Field goal kicking: Probably should go in the "Ugly" category but this is what we thought it was and has been all season. Senior kicker Thomas Moore hooked a 35-yarder in the second quarter that would have cut the score to 7-3 and stopped the bleeding. Carolina's lack of kick options really handcuffs the offense.
Tackling: Again, this is what we thought it was, but it had seemed to be improving a little bit anyway. Still it was front and center on a day when lots of things went wrong.
Rushing game: As UNC discovered the past two weeks, the offense works best when the rushing attack is working. State wholly shut down the running game as T.J. Logan and Romar Morris never got anything going, nor could Marquise Williams do much either. Carolina only netted 30 yards on 28 rushing attempts, and the RBs only notched 10 carries.

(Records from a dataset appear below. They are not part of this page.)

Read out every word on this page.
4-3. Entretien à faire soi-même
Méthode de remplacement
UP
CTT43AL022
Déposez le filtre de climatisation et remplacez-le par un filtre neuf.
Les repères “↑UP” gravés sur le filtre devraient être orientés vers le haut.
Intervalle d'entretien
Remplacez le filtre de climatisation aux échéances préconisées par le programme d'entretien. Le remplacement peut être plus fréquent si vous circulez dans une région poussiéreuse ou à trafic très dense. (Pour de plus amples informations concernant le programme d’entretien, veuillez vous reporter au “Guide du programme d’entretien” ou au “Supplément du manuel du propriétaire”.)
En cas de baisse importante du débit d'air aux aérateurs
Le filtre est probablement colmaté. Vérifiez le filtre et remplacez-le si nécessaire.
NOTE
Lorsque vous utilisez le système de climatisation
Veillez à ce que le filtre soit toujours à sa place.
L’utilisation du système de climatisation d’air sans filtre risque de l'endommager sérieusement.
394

Defensive front: After steadily improving all season, this group was simply blown up by State's offensive line. They put practically zero pressure on Jacoby Brissett, allowing him to go 9-11 passing for the day. Perhaps the worst example of this was on the Shadrach Thornton touchdown in the second quarter, the State O-line moved the Heels like they were a blocking sled and Thornton went in untouched.
Offensive line: Not to put too fine a point on it, but State embarrassed the poor Carolina offensive line. They were blown up early and often and opened no holes for the running backs nor did they protect their quarterback. As one fan sitting near me said, "I know they're wearing red, but they're not Alabama". There was one sequence in particular that I tweeted about during the game:
Image of the game so far: 3 Pack defenders swarming Williams while 3 UNC O-linemen stand alone with no blocks 5 yards away.— Doc Kennedy (@DocHeelfire) November 29, 2014
That was the O-line's day in a nutshell right there.

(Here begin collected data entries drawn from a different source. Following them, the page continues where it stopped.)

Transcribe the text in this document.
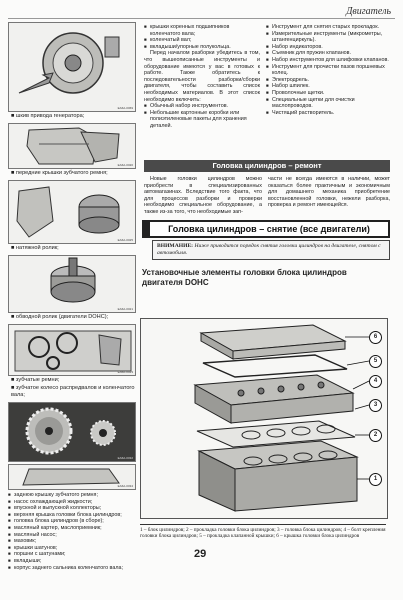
Двигатель
ЕА6А-0069
■ шкив привода генератора;
ЕА6А-0020
■ передние крышки зубчатого ремня;
ЕА6А-0025
■ натяжной ролик;
ЕА6А-0021
■ обводной ролик (двигатели DOHC);
ЕА6А-0023
■ зубчатые ремни;
■ зубчатое колесо распредвалов и коленчатого вала;
ЕА6А-0032
ЕА6А-0034
■ заднюю крышку зубчатого ремня;
■ насос охлаждающей жидкости;
■ впускной и выпускной коллекторы;
■ верхняя крышка головки блока цилиндров;
■ головка блока цилиндров (в сборе);
■ масляный картер, маслоприемник;
■ масляный насос;
■ маховик;
■ крышки шатунов;
■ поршни с шатунами;
■ вкладыши;
■ корпус заднего сальника коленчатого вала;
■ крышки коренных подшипников коленчатого вала;
■ коленчатый вал;
■ вкладыши/упорные полукольца.

Перед началом разборки убедитесь в том, что вышеописанные инструменты и оборудование имеются у вас в готовых к работе. Также обратитесь к последовательности разборки/сборки двигателя, чтобы составить список необходимых материалов. В этот список необходимо включить:

■ Обычный набор инструментов.
■ Небольшие картонные коробки или полиэтиленовые пакеты для хранения деталей.
■ Инструмент для снятия старых прокладок.
■ Измерительные инструменты (микрометры, штангенциркуль).
■ Набор индикаторов.
■ Съемник для пружин клапанов.
■ Набор инструментов для шлифовки клапанов.
■ Инструмент для прочистки пазов поршневых колец.
■ Электродрель.
■ Набор шпилек.
■ Проволочные щетки.
■ Специальные щетки для очистки маслопроводов.
■ Чистящий растворитель.
Головка цилиндров – ремонт

Новые головки цилиндров можно приобрести в специализированных автомагазинах. Вследствие того факта, что для процессов разборки и проверки необходимо специальное оборудование, а также из-за того, что необходимые зап-

части не всегда имеются в наличии, может оказаться более практичным и экономичным для домашнего механика приобретение восстановленной головки, нежели разборка, проверка и ремонт имеющейся.

Головка цилиндров – снятие (все двигатели)
ВНИМАНИЕ: Ниже приводится порядок снятия головки цилиндров на двигателе, снятом с автомобиля.
Установочные элементы головки блока цилиндров двигателя DOHC
6
5
4
3
2
1
1 – блок цилиндров; 2 – прокладка головки блока цилиндров; 3 – головка блока цилиндров; 4 – болт крепления головки блока цилиндров; 5 – прокладка клапанной крышки; 6 – крышка головки блока цилиндров
29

Coaching and preparation: As much as I had to give credit for the coaching staff's preparation for Duke, they were clearly not ready for NC State. On the one hand, I tend to stay away from this because coaches can do everything they can to prepare a team and at the end of the day you are relying on 20 year-old kids to execute a game plan. Sometimes things just blow up in spite of a coach's efforts. On the other hand, you have to feel like the coaches are doing something to make adjustments and adapt to the game at hand. That did not seem to happen on Saturday, which is unusual given that UNC has responded well to being down all year. As Brian pointed out during the game:
NCSU has given up 30, 30, 41, 56 and 56 in five ACC games this season but is shutting UNC down.— Brian Barbour (@tarheelblog) November 29, 2014
Again, all credit to State but Carolina's performance against a mediocre Wolfpack team is as inexplicable as it is inexcusable, especially given the focus Fedora placed on State and ending the losing streak his first two years in Chapel Hill.
And so there you have it, the latest chapter in a wildly inconsistent year in Chapel Hill. Carolina finished just about as .500 as you can get: 6-6 overall, 4-4 in the ACC. The defense let the team down in a couple of those losses, but the offense did so against Virginia Tech and against State. The wild swings from big wins to crushing losses then back again are enough to make Tar Heel fans seasick. Plus the egg laid against the Pack is the lasting memory come bowl selection time, since Carolina may have fallen to the Independence Bowl or even worse, out of the bowl picture altogether since the ACC has more bowl-eligible teams than tie-ins. This time last year, UNC fans were happy to be bowling given the 1-5 start and celebrating the team's resilience. This year is disappointment as the team stumbles into the postseason with the corner to be turned still as far away as it ever was.